Let $\Omega \subset \mathbb{R}^N$ be a bounded open set and let $(f_n) \subset L^2(\Omega)$. Suppose there exists $f \in L^2(\Omega)$ such that $$\int_{\Omega} f_n \varphi \rightarrow \int_{\Omega} f \varphi$$ for all $\varphi \in C_c^\infty(\Omega)$.
How can we deduce that $$\int_{\Omega} f_n v \rightarrow \int_{\Omega} f v$$ for all $v \in W_0^{1,2}(\Omega)$ ?

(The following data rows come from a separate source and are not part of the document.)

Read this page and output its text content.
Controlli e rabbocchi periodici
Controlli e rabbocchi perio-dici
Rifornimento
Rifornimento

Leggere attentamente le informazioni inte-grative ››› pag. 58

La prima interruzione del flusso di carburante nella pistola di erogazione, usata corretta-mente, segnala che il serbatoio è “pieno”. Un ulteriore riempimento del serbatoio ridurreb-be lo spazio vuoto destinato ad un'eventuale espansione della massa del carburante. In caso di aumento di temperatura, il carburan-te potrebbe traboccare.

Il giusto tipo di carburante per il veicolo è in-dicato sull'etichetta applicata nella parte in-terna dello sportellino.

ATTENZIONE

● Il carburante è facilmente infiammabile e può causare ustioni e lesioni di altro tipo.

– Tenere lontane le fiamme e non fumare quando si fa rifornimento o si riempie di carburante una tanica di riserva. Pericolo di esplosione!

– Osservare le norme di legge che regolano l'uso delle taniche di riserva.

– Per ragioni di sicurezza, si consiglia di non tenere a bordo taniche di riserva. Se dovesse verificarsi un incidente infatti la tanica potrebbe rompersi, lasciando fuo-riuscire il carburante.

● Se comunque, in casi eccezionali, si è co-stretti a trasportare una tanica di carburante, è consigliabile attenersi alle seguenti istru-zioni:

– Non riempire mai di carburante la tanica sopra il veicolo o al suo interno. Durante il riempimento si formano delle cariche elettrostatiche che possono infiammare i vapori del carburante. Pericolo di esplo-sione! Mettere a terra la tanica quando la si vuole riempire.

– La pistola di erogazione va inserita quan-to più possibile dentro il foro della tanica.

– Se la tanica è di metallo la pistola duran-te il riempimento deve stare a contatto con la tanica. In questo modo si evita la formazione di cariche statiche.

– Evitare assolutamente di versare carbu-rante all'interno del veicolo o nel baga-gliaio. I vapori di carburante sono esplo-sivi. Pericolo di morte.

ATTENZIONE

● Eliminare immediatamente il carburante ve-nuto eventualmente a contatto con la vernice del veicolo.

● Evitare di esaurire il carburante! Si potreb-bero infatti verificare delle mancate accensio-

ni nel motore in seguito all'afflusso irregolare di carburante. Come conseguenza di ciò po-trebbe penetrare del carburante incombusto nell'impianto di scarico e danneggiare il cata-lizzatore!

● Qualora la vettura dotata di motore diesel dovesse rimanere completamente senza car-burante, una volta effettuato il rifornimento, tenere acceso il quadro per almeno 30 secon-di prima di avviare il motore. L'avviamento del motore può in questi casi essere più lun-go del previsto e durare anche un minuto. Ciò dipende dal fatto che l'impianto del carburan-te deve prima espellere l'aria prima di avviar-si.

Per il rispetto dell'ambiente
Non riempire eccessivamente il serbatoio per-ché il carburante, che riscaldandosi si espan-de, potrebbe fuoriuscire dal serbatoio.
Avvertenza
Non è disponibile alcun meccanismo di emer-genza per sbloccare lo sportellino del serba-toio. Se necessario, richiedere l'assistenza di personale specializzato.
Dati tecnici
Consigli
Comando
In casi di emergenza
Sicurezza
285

By definition, for all $v \in W_0^{1,2}(\Omega)$ there exists a sequence $(v_m) \subset C_c^\infty(\Omega)$ such that $$\vert\vert v_m - v \vert\vert_{W^{1,2}(\mathbb{R}^N)} \rightarrow 0.$$ Therefore—using Lebesgue's dominated convergence— $$\lim_{n \rightarrow \infty} \int_{\Omega} f_n v = \lim_{n \rightarrow \infty} \lim_{m \rightarrow \infty} \int_{\Omega} f_n v_m.$$ If we can switch the two limits, then I believe the proof is complete. But I'm pretty sure that it is not that simple. Any idea?
This is not true. Let $\Omega=(0,1)$. Set $f_n(x):= n^3 \chi_{[0,1/n]}(x)$. Then $$ \int_0^1 f_n \phi \to 0 $$ for all $\phi\in C_c^\infty(\Omega)$.
Let $\psi \in C^\infty(\bar\Omega)$ be a smooth cut-off function: $\psi=1$ on $(0,1/2)$, $\psi\ge0$, $\psi(1)=0$.
Take $\phi(x)=x^{3/2-\epsilon}\psi$, $\epsilon>0$, which is in $W_0^{1,2}(\Omega)$. Then $$ \int_\Omega f_n \phi=\int_0^{1/n} n^3 x^{3/2-\epsilon} =O(n^{1/2}) \to\infty. $$
The statement is true, if one additionally assumes that $(f_n)$ is bounded in $L^2(\Omega)$. Then the conditions imply $f_n\rightharpoonup f$ in $L^2(\Omega)$ by density of smooth functions in $L^2(\Omega)$. This is equivalent to $\int_\Omega f_n\phi\to\int_\Omega f\phi$ for all $\phi\in L^2(\Omega)$. Hence, the desired estimate follows as $W_0^{1,2}(\Omega)\subset L^2(\Omega)$.